Lamberth gave little explanation for his reasoning for the immediate remand, remarking only he was ordering it because of “where we are in the process.”
“It falls to this court to hold him accountable. So now, bound by my oath of office and my allegiance to the Constitution of the United States, that is what I will do,” Lamberth said before delivering the sentence.
The court record shows Grillo had been drinking on January 6, 2021, spent significant time inside the Capitol building, and is on video yelling “charge” into a megaphone among the mob. He had expressed little remorse in court for his actions until Friday, when he told the judge he didn’t recognize the person on video four years ago.

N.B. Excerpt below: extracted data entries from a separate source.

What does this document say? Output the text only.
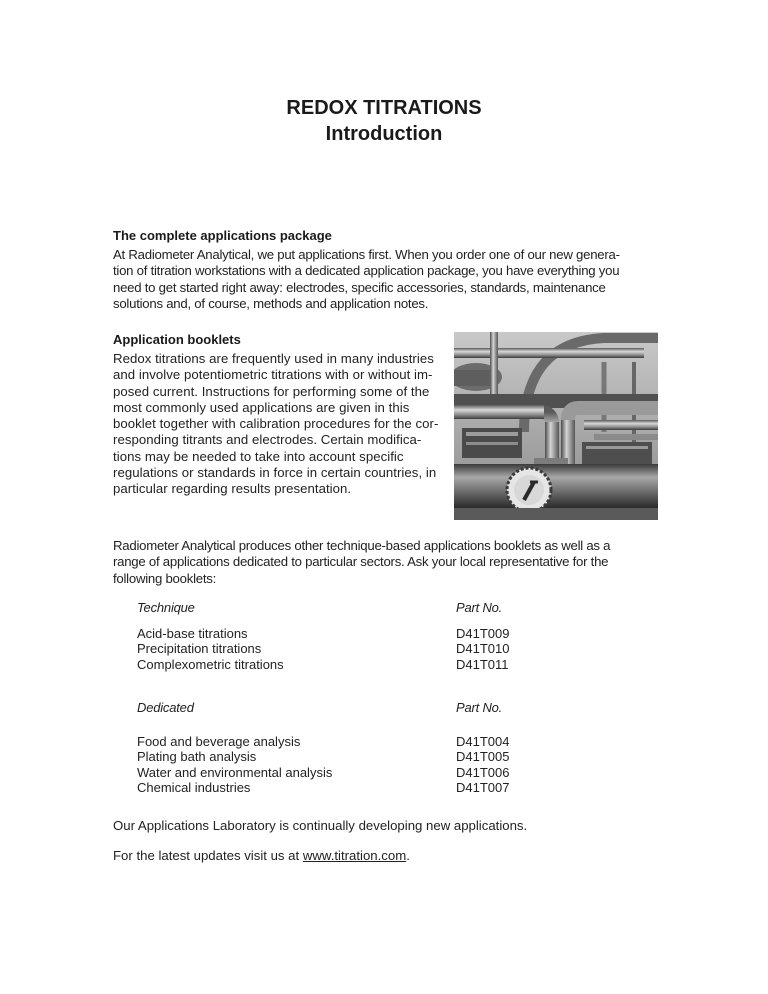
REDOX TITRATIONS
Introduction
The complete applications package
At Radiometer Analytical, we put applications first. When you order one of our new genera-
tion of titration workstations with a dedicated application package, you have everything you
need to get started right away: electrodes, specific accessories, standards, maintenance
solutions and, of course, methods and application notes.
Application booklets
Redox titrations are frequently used in many industries
and involve potentiometric titrations with or without im-
posed current. Instructions for performing some of the
most commonly used applications are given in this
booklet together with calibration procedures for the cor-
responding titrants and electrodes. Certain modifica-
tions may be needed to take into account specific
regulations or standards in force in certain countries, in
particular regarding results presentation.
Radiometer Analytical produces other technique-based applications booklets as well as a
range of applications dedicated to particular sectors. Ask your local representative for the
following booklets:
Technique	Part No.
Acid-base titrations	D41T009
Precipitation titrations	D41T010
Complexometric titrations	D41T011
Dedicated	Part No.
Food and beverage analysis	D41T004
Plating bath analysis	D41T005
Water and environmental analysis	D41T006
Chemical industries	D41T007
Our Applications Laboratory is continually developing new applications.
For the latest updates visit us at www.titration.com.
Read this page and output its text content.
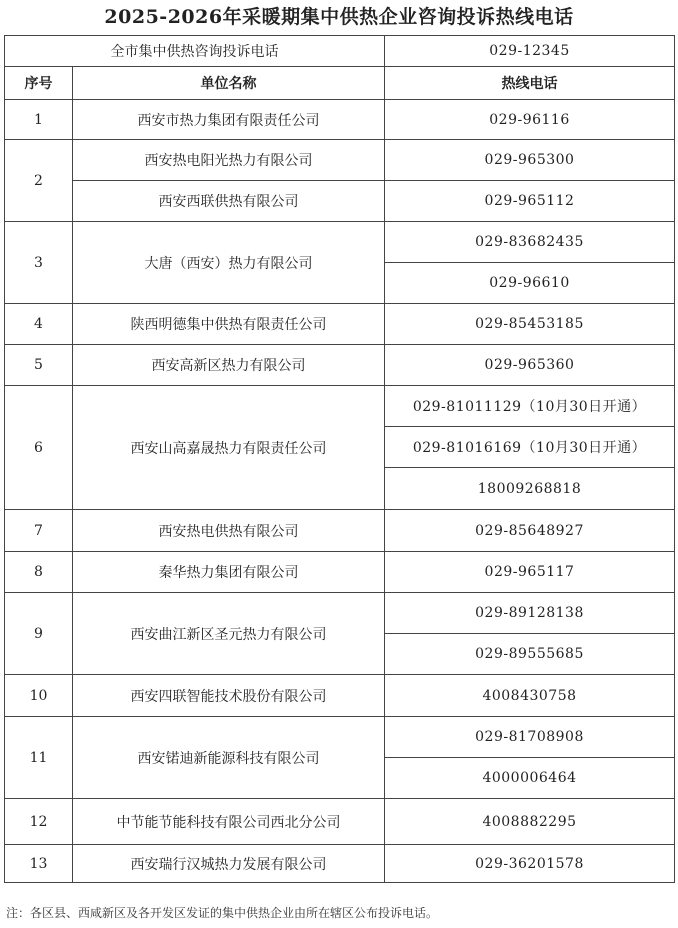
2025-2026年采暖期集中供热企业咨询投诉热线电话
全市集中供热咨询投诉电话		029-12345
序号	单位名称	热线电话
1	西安市热力集团有限责任公司	029-96116
2	西安热电阳光热力有限公司	029-965300
	西安西联供热有限公司	029-965112
3	大唐（西安）热力有限公司	029-83682435
		029-96610
4	陕西明德集中供热有限责任公司	029-85453185
5	西安高新区热力有限公司	029-965360
6	西安山高嘉晟热力有限责任公司	029-81011129（10月30日开通）
		029-81016169（10月30日开通）
		18009268818
7	西安热电供热有限公司	029-85648927
8	秦华热力集团有限公司	029-965117
9	西安曲江新区圣元热力有限公司	029-89128138
		029-89555685
10	西安四联智能技术股份有限公司	4008430758
11	西安锘迪新能源科技有限公司	029-81708908
		4000006464
12	中节能节能科技有限公司西北分公司	4008882295
13	西安瑞行汉城热力发展有限公司	029-36201578
注：各区县、西咸新区及各开发区发证的集中供热企业由所在辖区公布投诉电话。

Lamberth sentenced him to a year of supervised release following a year in prison. Grillo’s crimes, which a jury found him guilty of at trial, included entering a restricted federal building and behaving with disruptive conduct on the restricted grounds of the Capitol.
“I’m mortified,” Grillo told the judge during his sentencing. “I wish I never went.”
The judge spent 30 minutes at the conclusion of the sentencing hearing excoriating how Capitol rioters, their supporters and Trump himself have downplayed the violence of that day in 2021, when a mob of Trump supporters overran the Capitol. Lamberth also spoke extensively about his role as a federal judge to facilitate the discovery of facts, apply the law and carry out justice.
“They invaded the very nerve center of our republic during the performance of one of its most important functions: certifying the results of the presidential election,” Lamberth said. “Even nonviolent defendants merit punishment.”
Grillo’s defense attorney asked Lamberth to give Grillo a day to turn himself in voluntarily, and Lamberth said no.
Two friends of Grillo in the courtroom, who said they were Republican Party leaders in the Bronx and Queens, New York, loudly remarked after the sentencing that they were in touch with Trump’s transition team about the promised pardons, and that Grillo would be pardoned.
“Don’t worry, Phil,” one of the friends shouted immediately after Lamberth left the courtroom. The man declined to say who on Trump’s team he had spoken with.